Norway reported its first ever case of mad cow disease on Thursday, saying the instance was an isolated one and telling consumers it was still safe to eat beef and drink milk.

Tests at a British laboratory confirmed the disease, also known as bovine spongiform encephalopathy (BSE), in a 15-year-old cow, which had been slaughtered, the Norwegian Food Safety Authority said.

The case was atypical, meaning there had been no transmission through the feed supply and it was not related to any wider outbreak, the authority said.

Since BSE was first identified in Britain in 1986, strict controls have tempered the spread of the disease.

But after its emergence, scientists became concerned about possible links, via the consumption of contaminated tissue, between BSE and a human illness called Creutzfeldt-Jakob disease. A new variant of Creutzfeldt-Jakob disease, nvCJD, killed dozens of people in Europe beginning in the mid-1990s.
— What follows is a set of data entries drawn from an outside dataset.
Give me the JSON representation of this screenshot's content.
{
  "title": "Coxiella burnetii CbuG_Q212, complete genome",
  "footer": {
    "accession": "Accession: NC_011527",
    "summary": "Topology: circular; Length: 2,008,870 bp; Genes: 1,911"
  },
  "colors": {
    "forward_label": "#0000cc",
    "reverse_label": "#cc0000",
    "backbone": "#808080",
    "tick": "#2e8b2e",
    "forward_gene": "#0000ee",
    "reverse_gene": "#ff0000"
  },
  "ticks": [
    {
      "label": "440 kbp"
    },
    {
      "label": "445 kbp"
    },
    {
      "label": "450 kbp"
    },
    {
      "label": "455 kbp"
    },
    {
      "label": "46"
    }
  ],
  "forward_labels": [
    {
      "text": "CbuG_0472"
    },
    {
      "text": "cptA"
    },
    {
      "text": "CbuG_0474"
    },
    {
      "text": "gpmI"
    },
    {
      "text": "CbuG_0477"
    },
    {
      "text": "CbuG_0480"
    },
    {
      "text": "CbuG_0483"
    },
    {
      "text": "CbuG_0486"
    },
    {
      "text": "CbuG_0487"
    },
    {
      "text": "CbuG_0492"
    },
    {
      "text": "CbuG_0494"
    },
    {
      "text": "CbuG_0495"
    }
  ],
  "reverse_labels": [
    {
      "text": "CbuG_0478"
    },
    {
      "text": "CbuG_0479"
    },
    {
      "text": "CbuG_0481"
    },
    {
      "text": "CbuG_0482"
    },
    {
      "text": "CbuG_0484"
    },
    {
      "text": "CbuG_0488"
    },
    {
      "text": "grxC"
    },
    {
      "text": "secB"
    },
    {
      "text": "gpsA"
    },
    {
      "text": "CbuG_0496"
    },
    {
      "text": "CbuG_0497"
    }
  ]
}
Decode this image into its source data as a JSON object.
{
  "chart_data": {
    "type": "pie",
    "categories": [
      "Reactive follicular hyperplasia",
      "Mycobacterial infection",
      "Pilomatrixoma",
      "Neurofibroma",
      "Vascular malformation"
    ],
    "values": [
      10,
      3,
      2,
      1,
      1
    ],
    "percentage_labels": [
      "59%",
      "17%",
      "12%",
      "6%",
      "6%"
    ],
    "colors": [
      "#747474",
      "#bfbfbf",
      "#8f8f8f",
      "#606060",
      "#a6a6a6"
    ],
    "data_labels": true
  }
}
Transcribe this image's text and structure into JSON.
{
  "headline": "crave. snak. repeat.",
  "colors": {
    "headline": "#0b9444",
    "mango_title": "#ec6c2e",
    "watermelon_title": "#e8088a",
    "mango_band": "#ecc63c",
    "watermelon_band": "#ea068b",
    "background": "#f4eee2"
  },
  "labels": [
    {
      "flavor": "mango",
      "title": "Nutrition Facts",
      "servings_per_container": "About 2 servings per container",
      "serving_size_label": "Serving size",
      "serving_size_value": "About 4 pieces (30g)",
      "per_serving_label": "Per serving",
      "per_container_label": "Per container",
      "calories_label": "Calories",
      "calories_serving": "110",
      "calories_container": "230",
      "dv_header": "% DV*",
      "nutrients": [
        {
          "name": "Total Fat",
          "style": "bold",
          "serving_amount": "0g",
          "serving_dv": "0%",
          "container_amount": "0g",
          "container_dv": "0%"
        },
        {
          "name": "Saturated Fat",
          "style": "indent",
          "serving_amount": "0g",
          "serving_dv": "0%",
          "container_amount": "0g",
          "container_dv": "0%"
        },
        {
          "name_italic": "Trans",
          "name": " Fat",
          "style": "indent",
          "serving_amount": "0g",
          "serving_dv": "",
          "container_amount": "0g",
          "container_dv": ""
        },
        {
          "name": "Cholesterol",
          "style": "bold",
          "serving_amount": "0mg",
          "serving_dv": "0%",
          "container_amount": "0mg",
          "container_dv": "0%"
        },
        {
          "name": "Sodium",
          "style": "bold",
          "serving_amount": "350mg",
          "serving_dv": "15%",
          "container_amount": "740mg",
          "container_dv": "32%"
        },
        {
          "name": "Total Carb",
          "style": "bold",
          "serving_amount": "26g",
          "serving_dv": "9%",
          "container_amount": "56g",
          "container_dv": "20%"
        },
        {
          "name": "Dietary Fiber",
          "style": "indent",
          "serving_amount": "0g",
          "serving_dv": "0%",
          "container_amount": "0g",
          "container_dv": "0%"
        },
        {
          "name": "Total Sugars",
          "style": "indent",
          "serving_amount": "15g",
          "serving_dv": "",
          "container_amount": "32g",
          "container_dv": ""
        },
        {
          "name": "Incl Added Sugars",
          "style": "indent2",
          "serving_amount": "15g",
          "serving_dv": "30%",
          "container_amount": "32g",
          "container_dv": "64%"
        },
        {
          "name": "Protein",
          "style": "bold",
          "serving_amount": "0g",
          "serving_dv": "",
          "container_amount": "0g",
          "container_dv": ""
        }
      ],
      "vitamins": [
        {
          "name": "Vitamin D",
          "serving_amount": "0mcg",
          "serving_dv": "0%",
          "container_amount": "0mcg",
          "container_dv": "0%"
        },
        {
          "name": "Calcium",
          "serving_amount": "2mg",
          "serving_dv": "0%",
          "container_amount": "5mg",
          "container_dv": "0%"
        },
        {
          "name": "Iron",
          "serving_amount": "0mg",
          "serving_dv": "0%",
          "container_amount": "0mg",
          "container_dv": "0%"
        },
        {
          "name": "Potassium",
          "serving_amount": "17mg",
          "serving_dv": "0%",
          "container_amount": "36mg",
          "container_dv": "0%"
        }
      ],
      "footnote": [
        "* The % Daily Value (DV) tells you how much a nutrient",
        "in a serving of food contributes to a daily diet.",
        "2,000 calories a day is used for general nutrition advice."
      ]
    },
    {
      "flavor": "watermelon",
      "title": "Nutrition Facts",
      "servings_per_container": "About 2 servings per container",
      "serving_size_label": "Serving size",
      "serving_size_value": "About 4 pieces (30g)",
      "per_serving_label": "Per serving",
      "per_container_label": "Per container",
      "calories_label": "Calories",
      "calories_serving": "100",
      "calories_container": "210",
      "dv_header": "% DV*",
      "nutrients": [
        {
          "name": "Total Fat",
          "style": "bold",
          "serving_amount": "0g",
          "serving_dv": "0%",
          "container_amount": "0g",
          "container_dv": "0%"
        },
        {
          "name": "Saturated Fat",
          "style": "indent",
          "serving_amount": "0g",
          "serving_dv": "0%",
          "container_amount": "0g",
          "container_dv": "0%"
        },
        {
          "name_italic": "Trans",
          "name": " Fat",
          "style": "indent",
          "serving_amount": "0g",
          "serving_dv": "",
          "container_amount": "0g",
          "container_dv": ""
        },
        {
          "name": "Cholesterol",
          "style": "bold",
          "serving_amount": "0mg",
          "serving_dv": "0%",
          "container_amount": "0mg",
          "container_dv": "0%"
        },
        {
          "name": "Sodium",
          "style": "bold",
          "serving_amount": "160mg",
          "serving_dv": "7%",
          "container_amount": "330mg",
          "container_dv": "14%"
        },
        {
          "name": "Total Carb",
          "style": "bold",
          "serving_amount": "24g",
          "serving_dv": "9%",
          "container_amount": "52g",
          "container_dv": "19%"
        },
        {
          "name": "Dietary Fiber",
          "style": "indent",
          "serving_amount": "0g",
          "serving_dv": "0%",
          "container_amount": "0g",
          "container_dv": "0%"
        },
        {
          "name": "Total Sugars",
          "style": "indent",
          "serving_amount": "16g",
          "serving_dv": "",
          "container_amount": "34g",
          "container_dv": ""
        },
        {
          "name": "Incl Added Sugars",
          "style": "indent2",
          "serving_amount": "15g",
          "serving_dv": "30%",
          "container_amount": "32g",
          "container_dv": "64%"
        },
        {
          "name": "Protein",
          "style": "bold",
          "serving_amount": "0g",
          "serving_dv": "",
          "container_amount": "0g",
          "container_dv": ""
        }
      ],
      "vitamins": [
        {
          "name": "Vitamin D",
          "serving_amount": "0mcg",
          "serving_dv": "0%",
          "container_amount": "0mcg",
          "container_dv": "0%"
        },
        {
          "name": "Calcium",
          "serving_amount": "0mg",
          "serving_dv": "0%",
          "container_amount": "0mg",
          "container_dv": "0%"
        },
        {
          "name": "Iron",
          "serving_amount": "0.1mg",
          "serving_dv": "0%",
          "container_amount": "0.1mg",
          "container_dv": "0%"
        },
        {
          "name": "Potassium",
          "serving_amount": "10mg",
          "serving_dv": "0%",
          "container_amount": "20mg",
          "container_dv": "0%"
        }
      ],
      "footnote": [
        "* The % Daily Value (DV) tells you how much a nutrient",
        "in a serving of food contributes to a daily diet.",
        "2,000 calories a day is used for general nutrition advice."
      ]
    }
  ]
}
Norwegian authorities said several other cows that had been in contact with the dead animal would also be slaughtered.

"The discovery of BSE has no impact on food safety and it is just as safe to eat meat and drink milk as before," it said.

However, the discovery would affect some food export certificates.

Awaiting the test results, Norway last week suspended issuing export permits saying that there had been no known cases of mad cow diseases in the country. Export certificates would have to be rephrased, and perhaps renegotiated.